Вчерашнее занятие на группе расстроило и вымотало меня. Обычно бывает наоборот — медитация дает силы влачить следующую неделю. Четверг и суббота, группа и семинар — два гвоздика, скрепляющие прежде расхристанную телегу моего бытия, два пика активности, две точки радости и познания. А вчера было не так.

И сегодня, проснувшись, долго раздумывал, чем разогнать утренний пароксизм тоски.

«Тоска — это не я. Это демоны, которые питаются мною.
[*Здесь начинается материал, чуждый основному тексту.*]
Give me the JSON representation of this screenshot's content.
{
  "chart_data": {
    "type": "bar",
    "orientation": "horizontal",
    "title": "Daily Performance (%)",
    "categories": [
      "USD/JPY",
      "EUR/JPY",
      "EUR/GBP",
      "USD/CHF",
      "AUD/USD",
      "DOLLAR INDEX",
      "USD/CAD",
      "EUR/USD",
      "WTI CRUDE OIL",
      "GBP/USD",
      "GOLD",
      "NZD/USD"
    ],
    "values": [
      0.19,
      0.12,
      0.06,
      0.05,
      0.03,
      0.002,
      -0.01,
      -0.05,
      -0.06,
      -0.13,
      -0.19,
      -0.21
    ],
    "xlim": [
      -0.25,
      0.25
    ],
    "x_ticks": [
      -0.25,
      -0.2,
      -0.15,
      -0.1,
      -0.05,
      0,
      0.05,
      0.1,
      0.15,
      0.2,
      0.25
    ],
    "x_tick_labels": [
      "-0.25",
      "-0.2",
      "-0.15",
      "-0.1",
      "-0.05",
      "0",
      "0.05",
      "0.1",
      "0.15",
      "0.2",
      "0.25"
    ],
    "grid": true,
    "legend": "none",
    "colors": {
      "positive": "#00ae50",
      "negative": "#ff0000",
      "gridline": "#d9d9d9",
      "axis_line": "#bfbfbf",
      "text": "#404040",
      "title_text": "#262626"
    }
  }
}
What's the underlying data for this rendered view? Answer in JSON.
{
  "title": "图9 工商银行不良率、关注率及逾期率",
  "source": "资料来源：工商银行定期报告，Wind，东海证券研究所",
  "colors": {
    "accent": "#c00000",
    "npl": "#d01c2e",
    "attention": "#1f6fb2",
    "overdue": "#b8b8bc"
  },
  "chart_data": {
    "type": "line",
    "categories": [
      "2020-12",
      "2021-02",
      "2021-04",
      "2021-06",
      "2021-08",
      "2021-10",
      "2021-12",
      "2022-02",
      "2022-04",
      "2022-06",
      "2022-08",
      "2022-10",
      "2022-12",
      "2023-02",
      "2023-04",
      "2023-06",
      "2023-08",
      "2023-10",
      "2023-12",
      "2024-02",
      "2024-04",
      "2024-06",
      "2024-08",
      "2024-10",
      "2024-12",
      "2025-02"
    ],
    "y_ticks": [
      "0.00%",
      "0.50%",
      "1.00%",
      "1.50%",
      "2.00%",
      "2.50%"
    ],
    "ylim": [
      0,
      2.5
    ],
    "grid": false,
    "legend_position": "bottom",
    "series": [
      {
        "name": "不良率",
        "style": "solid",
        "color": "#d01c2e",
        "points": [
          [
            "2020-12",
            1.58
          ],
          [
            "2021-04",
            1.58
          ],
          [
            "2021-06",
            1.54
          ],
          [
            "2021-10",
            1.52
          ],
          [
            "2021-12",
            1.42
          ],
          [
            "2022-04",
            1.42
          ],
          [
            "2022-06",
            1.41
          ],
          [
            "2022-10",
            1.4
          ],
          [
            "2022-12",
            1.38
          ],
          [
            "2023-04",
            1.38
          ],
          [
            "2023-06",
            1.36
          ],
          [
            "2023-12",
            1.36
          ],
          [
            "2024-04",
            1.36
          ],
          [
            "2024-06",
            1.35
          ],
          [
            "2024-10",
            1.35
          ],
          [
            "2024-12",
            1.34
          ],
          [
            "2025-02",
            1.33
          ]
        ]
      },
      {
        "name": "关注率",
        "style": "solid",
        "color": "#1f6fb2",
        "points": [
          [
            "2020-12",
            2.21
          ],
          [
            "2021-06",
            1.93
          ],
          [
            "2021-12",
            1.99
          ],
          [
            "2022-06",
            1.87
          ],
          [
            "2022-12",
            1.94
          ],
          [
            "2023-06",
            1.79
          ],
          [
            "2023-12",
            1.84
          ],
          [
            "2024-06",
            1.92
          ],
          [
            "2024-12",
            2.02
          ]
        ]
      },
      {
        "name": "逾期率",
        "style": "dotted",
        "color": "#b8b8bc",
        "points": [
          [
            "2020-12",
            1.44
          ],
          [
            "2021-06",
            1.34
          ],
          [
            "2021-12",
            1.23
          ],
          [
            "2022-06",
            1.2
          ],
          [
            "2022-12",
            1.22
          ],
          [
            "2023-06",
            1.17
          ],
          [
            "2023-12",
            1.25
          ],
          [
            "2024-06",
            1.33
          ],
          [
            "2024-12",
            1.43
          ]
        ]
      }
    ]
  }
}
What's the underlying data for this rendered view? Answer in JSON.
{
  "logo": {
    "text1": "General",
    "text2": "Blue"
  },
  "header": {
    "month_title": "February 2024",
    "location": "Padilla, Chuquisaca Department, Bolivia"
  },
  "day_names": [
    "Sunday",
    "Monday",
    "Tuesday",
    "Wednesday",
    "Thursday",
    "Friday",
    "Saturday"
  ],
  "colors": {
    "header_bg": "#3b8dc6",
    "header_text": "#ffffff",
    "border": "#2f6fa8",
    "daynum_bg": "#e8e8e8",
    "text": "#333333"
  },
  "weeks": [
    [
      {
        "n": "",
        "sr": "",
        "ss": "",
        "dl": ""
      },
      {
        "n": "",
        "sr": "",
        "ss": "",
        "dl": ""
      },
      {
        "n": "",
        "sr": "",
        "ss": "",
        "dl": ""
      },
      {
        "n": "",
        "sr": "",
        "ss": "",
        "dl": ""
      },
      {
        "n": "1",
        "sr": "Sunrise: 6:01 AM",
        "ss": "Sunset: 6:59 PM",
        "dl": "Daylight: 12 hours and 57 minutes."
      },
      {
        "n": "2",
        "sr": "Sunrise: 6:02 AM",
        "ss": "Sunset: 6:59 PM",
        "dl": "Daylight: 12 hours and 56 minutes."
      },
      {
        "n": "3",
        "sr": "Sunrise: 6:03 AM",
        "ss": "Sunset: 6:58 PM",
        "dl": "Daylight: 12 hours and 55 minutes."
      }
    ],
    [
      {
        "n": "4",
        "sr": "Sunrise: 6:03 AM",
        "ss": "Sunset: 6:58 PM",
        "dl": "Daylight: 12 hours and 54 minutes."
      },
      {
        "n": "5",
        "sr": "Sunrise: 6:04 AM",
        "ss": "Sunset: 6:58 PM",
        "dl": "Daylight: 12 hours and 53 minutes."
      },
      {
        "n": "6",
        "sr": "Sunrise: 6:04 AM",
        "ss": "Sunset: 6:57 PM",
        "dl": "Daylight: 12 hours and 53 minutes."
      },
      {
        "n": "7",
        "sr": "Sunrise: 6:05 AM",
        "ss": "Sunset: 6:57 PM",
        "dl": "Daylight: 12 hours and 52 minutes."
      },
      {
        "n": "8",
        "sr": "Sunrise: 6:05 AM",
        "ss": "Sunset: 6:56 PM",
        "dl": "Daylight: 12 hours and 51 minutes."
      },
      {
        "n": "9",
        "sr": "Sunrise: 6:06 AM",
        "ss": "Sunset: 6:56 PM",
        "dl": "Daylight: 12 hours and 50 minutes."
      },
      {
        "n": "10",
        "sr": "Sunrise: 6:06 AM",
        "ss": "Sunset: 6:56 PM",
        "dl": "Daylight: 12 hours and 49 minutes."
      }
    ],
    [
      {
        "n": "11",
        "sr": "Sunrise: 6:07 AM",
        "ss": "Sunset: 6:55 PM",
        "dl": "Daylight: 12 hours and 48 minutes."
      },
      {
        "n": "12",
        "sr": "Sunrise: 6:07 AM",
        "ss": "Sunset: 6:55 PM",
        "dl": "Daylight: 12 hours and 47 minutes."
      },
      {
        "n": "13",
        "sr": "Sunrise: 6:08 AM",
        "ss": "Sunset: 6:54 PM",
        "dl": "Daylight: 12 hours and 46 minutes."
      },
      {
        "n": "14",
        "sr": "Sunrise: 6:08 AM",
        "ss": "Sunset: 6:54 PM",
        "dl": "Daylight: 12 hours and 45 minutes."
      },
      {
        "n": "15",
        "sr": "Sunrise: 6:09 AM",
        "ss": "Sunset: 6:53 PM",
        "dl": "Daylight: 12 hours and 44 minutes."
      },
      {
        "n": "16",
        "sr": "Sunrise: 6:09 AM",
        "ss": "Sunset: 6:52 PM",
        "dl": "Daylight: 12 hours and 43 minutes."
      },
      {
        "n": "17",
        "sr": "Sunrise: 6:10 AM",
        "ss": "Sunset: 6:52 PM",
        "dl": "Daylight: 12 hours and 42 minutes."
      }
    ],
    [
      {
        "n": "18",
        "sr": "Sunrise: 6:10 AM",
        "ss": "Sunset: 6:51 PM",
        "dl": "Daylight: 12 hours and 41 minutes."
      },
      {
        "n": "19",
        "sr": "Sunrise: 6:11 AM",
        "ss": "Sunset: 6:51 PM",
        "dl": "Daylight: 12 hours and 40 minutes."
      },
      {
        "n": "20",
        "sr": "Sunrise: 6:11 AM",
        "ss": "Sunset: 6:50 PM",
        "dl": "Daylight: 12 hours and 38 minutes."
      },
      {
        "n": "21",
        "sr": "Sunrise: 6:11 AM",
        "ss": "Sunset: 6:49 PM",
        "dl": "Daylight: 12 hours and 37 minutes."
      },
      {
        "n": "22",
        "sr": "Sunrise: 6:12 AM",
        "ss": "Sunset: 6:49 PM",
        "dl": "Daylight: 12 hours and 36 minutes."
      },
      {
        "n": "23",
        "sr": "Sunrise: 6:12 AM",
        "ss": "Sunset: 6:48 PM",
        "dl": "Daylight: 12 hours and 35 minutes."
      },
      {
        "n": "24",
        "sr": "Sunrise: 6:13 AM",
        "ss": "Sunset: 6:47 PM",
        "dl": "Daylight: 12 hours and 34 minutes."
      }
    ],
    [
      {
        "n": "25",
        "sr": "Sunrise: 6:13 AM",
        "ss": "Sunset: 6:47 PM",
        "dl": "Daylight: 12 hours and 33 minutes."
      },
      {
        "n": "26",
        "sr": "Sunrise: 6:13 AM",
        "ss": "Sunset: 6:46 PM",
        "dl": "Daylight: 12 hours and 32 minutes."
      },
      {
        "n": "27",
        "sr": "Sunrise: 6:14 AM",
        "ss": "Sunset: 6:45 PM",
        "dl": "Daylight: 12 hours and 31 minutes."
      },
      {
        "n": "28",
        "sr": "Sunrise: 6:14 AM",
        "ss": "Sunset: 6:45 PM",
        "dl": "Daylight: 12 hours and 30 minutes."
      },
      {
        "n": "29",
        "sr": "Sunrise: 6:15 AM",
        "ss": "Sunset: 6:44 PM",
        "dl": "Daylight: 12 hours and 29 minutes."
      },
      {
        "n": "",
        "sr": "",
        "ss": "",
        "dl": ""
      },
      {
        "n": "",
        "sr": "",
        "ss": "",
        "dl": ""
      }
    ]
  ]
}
Тоска — это не я. Это мерзкие астральные отродья, бурые клочья тьмы, слетевшиеся на внятный зов моего одиночества. Пошли вон, ненасытные твари. Убирайтесь, подыхайте с голоду».

Рой элементалов тоски, злорадный, прожорливый, кружил вокруг меня, подобно июньским комарам. Не желал рассеиваться.

Все из-за того, что вчера Нина принесла амбарную книгу, в которую при прослушивании заносили наши эзотерические данные. Оказывается, это вовсе не тайна, напротив, каждый должен знать свою стадию. А также и соседа, если сосед не возражает. И все смотрели, на каком плане, под-плане и под-под-плане находятся, на какую ступеньку лестницы взобрались за предыдущие тысячи жизней и кусочек этой.

Бухгалтерия, от которой мне стало скучно и грустно.

Не оттого скучно, что меня вписали в клеточку не ахти, чуть повыше той, на которой обитает сейчас большинство человечества. В конце концов, многие в группе оказались примерно там же. Дело не во мне. Дело в той серьезности, благоговейности, с которой народ отнесся к этому канцелярскому учету.

Я наблюдал за Ольгой. Она с живым интересом рассматривала значки в журнале напротив своей фамилии и, кажется, была рада, что клеточка ей досталась не из последних. Ну и дурочка. Я обиделся на нее, словно она подвела меня в чем-то, не оправдала моих надежд. Те девочки, на которых она похожа… на которых была похожа в самом начале, те славные подростки посмеялись бы над этим журналом, сострили, усмехнулись с детской важностью и выбросили эту заумь из головы.

Впрочем, тут я кривлю душой. Я ощутимо расстроился из-за того, что поляризация у меня записана астральная, а не ментальная. «Ты ментал?» — «Ментал». — «И я. Поздравляю», — радовались наши мужики.